This morning I was a bit of a Grump. A Grump is a disheveled, hairy, and hunched-over creature, a creature on the pathetic side: self-pitying and mostly harmless. It also has a stuffy nose, a puffy eye, and a sleep deficiency.
I wasn’t able to send my husband off to his studies with a smile. I barely had enough energy to engage him with eye contact.
I’m not perfect. I get frustrated with everything when I’m sleepy. I worry that my baby’s not sleeping right or that I should be doing something different. I’m manipulative, instead of asking my husband for support when I need it, I make myself difficult to be around in order to get attention.
Sometimes I paint the grey canvas with grey paint.

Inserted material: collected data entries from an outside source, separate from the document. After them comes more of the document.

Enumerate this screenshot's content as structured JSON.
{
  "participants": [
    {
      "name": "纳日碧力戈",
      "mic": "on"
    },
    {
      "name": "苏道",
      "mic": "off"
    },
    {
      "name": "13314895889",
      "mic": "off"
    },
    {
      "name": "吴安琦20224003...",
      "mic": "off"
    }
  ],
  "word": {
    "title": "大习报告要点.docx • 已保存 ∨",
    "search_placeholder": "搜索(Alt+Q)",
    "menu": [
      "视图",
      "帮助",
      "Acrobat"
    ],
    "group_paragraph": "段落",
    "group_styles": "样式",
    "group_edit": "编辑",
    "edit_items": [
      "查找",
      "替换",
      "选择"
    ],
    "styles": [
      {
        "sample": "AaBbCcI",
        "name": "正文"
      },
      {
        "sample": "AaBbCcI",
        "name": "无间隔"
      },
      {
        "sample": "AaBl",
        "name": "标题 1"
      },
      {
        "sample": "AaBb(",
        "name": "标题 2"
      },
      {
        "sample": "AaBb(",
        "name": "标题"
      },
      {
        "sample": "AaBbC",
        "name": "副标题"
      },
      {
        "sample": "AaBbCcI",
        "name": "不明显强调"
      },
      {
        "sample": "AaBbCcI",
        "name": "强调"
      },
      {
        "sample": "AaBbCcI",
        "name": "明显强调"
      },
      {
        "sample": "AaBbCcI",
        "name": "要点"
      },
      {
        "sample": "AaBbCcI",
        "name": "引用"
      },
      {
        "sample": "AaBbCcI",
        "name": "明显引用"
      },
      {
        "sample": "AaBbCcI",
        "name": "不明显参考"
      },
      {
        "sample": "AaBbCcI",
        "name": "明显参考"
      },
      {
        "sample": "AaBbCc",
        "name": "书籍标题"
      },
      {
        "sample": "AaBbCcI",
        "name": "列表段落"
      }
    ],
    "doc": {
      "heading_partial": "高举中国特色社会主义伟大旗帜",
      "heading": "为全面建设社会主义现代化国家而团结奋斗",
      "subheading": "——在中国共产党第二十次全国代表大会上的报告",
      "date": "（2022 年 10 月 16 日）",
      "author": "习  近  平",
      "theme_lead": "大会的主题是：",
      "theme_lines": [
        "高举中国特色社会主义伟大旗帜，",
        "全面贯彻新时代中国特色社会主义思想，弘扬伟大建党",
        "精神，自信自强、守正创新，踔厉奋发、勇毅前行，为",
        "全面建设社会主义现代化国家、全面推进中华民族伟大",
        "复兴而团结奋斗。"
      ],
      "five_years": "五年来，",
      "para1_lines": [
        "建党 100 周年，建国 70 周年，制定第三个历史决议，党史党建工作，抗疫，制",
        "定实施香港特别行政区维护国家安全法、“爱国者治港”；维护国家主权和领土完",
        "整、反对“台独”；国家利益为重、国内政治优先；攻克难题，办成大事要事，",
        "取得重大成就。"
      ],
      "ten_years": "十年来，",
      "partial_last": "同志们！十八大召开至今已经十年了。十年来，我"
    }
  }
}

And in a way, I should be okay with that. That is, instead of getting upset that I’m not the sunshiny-perfect wife and mother. “It’s okay to need God’s grace” — I have to tell myself that. I should always need God’s grace…. I’m not even perfect at that.
So my prayer is that I will get better at asking for grace and that my domain as wife and mother would be characterized by good things. Not be perfect. Just characterized.
May my home be . . .
Characterized by cheerfulness.
Characterized by love and grace and forgiveness.
Characterized by order and cleanliness.
Characterized by selflessness.
Characterized by wisdom.
And every now and then everyone in it is allowed to be a Grump and splash grey paint about.